Posted on Tue 13 Jun 2017 @ 9.00pm UTC

IT’S POINTLESS to bicker over which word in English has the most number of letters because it isn’t a straightforward matter.

Antidisestablishmentarianism (28 letters) is still regarded as the longest common word in the English language — ‘common’ in terms of being (a) non-scientific, (b) non-coined deliberately for longness, and (c) non-Latin/non-Greek in substantive form (such as “honorificabilitudinitatibus,” the longest word in Shakespeare’s works).

Antidisestablishmentarianism (“anti-disus-tab’lish-mentair-ree’un-nism”) was the word we schoolkids in the UK over 40 years ago were taught as the longest non-technical English word. The word crops up for us in Church of England contexts — yet frankly, I cannot see how it could be ‘non-technical.’

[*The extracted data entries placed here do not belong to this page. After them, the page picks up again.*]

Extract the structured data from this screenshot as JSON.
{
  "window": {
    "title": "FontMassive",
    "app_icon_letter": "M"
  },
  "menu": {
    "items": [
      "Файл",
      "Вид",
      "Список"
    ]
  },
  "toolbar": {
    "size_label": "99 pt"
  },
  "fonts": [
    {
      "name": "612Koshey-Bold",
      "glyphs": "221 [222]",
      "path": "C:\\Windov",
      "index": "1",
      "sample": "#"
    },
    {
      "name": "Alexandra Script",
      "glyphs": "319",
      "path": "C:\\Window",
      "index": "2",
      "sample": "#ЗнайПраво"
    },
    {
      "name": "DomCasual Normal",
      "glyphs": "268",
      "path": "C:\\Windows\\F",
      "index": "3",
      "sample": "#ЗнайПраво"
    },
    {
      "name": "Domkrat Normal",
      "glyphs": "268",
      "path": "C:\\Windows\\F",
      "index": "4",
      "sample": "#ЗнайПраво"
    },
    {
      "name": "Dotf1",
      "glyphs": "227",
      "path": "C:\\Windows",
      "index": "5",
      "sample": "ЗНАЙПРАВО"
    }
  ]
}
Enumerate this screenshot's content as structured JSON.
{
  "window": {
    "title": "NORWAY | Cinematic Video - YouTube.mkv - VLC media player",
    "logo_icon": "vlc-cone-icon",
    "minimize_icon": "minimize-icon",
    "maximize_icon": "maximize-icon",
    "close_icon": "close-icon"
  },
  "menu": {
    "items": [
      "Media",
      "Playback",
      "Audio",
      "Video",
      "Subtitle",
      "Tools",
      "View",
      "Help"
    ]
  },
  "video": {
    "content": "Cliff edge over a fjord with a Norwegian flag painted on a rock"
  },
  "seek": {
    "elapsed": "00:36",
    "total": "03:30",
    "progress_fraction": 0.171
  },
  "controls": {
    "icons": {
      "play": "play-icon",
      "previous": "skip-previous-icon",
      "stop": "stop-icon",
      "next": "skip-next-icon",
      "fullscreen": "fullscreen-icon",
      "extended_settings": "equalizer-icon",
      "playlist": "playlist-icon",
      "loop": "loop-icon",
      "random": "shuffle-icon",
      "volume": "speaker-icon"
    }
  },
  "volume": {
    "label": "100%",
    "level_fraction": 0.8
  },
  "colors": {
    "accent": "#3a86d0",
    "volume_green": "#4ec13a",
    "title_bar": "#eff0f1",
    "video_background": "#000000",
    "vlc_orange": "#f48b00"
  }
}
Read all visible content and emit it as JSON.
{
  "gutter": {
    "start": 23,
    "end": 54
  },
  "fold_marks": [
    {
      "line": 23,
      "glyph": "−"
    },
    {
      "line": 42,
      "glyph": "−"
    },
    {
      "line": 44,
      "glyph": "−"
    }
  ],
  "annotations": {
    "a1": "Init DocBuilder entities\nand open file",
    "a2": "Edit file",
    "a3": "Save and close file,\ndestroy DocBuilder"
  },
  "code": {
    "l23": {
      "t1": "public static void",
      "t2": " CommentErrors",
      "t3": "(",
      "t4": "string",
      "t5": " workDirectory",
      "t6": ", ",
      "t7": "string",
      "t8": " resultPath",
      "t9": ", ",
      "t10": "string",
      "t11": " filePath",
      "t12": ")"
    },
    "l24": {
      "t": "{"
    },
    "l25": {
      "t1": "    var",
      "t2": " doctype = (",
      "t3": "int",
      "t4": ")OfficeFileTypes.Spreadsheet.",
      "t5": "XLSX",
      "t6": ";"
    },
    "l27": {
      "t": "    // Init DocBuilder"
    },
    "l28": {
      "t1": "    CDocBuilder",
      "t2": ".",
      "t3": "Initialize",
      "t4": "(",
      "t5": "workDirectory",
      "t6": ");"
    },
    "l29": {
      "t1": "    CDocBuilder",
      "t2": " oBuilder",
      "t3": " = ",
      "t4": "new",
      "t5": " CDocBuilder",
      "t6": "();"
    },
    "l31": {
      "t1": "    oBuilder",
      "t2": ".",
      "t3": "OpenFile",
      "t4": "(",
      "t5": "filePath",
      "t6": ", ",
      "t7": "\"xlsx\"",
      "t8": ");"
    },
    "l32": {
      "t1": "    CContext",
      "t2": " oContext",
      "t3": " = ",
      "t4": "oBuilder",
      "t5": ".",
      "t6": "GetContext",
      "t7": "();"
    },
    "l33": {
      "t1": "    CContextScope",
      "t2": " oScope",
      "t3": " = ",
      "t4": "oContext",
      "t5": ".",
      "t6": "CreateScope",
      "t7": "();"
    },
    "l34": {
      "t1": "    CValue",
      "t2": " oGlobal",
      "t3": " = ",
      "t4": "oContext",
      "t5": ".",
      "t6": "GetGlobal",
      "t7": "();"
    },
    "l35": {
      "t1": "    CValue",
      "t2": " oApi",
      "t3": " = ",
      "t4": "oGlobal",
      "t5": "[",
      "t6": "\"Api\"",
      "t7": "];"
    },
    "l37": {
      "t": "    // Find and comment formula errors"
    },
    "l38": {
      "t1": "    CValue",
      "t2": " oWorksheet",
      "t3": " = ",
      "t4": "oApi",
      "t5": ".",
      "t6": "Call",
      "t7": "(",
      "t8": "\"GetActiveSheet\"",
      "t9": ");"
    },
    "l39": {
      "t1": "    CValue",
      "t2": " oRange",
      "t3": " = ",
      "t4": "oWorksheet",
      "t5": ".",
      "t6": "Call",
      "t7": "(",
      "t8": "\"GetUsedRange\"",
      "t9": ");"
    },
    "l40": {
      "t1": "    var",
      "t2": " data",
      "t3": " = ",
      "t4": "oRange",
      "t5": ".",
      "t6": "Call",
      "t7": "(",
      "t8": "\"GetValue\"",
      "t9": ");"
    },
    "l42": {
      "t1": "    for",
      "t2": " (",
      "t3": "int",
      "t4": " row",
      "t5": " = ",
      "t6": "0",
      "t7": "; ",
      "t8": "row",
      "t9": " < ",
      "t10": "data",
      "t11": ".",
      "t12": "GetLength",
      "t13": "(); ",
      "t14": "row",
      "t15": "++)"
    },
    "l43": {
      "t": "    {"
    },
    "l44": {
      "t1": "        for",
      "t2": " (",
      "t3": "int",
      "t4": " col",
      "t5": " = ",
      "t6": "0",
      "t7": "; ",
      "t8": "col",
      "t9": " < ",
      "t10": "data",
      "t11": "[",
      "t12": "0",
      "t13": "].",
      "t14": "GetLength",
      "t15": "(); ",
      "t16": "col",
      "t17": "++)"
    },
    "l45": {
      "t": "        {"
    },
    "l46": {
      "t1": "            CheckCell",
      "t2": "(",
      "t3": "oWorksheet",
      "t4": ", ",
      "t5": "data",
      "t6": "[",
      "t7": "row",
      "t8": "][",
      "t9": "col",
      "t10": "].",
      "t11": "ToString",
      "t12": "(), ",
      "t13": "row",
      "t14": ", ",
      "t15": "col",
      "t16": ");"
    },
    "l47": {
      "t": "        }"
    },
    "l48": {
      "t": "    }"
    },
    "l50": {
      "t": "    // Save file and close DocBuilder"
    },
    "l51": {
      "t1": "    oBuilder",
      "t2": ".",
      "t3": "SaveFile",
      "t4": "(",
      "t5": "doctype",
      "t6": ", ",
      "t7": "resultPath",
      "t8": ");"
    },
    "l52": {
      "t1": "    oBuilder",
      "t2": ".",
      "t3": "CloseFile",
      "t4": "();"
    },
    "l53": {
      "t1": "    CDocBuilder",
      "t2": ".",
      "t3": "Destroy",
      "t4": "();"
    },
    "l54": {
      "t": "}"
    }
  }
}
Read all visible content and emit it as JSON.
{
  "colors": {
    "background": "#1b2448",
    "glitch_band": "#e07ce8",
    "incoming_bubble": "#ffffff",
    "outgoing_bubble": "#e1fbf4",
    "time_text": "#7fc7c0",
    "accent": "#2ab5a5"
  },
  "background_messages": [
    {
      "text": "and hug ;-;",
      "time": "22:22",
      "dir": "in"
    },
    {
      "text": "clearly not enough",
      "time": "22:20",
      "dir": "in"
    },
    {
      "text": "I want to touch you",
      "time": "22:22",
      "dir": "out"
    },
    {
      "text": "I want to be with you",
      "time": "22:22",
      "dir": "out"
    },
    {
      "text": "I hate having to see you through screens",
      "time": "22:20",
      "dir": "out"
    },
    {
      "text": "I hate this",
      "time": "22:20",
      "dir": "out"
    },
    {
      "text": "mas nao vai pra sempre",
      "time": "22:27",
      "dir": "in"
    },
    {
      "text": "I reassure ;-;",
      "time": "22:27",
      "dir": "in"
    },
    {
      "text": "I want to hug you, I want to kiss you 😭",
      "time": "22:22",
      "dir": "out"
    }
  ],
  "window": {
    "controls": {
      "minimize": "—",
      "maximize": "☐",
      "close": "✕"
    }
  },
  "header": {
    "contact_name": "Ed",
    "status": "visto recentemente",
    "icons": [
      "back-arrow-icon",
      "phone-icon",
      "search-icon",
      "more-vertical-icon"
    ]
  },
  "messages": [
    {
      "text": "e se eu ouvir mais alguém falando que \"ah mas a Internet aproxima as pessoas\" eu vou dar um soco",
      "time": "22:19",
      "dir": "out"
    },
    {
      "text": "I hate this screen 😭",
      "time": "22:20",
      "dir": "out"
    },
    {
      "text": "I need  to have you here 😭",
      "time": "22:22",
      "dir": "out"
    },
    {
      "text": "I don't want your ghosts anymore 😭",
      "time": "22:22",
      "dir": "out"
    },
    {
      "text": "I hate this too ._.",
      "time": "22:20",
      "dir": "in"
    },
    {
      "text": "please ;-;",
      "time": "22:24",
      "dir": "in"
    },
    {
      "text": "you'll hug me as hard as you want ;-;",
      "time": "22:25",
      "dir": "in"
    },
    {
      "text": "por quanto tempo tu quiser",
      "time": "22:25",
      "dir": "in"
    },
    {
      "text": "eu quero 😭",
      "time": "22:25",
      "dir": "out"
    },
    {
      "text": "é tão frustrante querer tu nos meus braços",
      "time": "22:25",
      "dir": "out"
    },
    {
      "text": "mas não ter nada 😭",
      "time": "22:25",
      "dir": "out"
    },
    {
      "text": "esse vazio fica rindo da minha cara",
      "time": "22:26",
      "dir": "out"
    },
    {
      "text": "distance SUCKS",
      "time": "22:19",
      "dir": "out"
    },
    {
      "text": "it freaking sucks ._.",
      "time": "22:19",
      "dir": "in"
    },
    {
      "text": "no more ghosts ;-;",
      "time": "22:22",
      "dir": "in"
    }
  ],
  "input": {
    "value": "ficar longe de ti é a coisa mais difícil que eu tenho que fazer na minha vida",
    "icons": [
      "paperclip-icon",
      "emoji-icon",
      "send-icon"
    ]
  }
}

The thing is, “the longest word” status in English is kind of artificial since long words tend not to be in general circulation anyway. That kind of rules out “antidisestablishmentarianism,” which is rarely encountered even in religion-related matters now.

That means three entirely non-technical words in general circulation are the practical longest common English words:—

  • deinstitutionalisation — 22 letters [1]
  • counterrevolutionaries — 22 letters [1]
  • uncharacteristically — 20 letters [2]

[1] According to A. Ross Eckler’s Making the Alphabet Dance: Recreational Wordplay (London: St. Martin’s Press/Griffin/Macmillan, 1996).

[2] Via a computer study done by P.C.B. Maltron Ltd in 2002: Longest Common Words — Modern.

For my money, I’d settle on “uncharacteristically being the longest since even the other two are still marginally technical and less frequent.

And the word Titin (‘tie-t’n’) in the featured image doesn’t count — it’s a scientific word.

Yer pays yer money, yer picks yer goods.